The physical and historical development of the hamlet has been strongly influenced by the local topography and its relative isolation. Beeby is situated within an established agricultural landscape largely in pastoral use. Until 1904 the east-west route was the only route through the hamlet, which was referred to as the Main Road or Barkby Road, connecting the village to Barkby (neighbouring village) and South Croxton. The other roads that now run through Beeby are Hungarton Road, situated to the east and Scraptoft Road, to the south giving the village a more direct link to the outskirts of Leicester. This isolation has mitigated the villages growth over time. This as well as several clusters of cottages and Brewery cottages mixed with informal and open grouping of farmhouses and their associating buildings are features which give this isolated village its character and appeal.

===Conservation Area===
The Conservation Area was designated in September 1975 and it covers an area of around 6.4 ha (15.8 acres) of gradually sloping land either side of a small tributary stream to the Barkby Brook. This extends along the Main Street and to Barkby Road and essentially relates to the physical extent of the settlement as it was at the end of the nineteenth century. The conservation area is protected by the Regional Spatial Strategy for the East Midlands (RSS) which advises local authorities to develop strategies that avoid damage to the region's cultural assets.

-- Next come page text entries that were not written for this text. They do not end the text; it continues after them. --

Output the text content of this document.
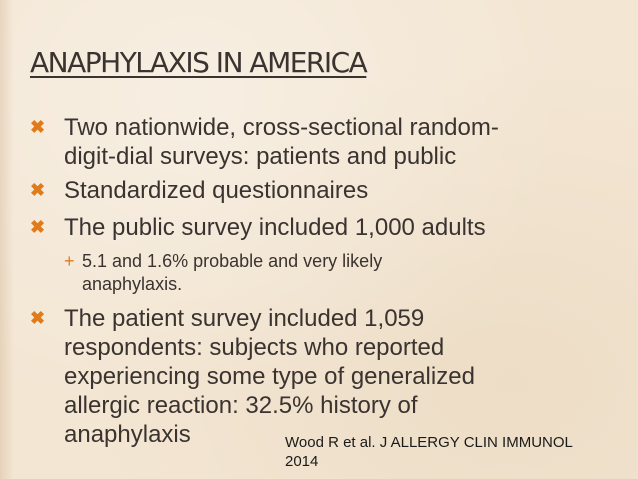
ANAPHYLAXIS IN AMERICA
✖ Two nationwide, cross-sectional random-
digit-dial surveys: patients and public
✖ Standardized questionnaires
✖ The public survey included 1,000 adults
+ 5.1 and 1.6% probable and very likely
anaphylaxis.
✖ The patient survey included 1,059
respondents: subjects who reported
experiencing some type of generalized
allergic reaction: 32.5% history of
anaphylaxis	Wood R et al. J ALLERGY CLIN IMMUNOL
2014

==Historic sites and landmarks==
All Saints Church: The Anglican parish church is dedicated to All Saints and seats 100 people. It stands alone looking over parkland within the village. It was built with orange ironstone in the fourteenth century with the interior featuring a thirteenth century font and decorated with carvings that date throughout the churches history. The tower was added to the building in the fifteenth century. The church has a truncated steeple (often referred to as the 'Beeby Tub'), unfinished due to the legend of two stonemasons quarrelling and falling to their death. The churches slightly raised setting ensures that it is the focal point for views from all directions across the valley.

The Manor House, Beeby: A grade II listed building dating back to the late 18th century, located on the west side of the main street.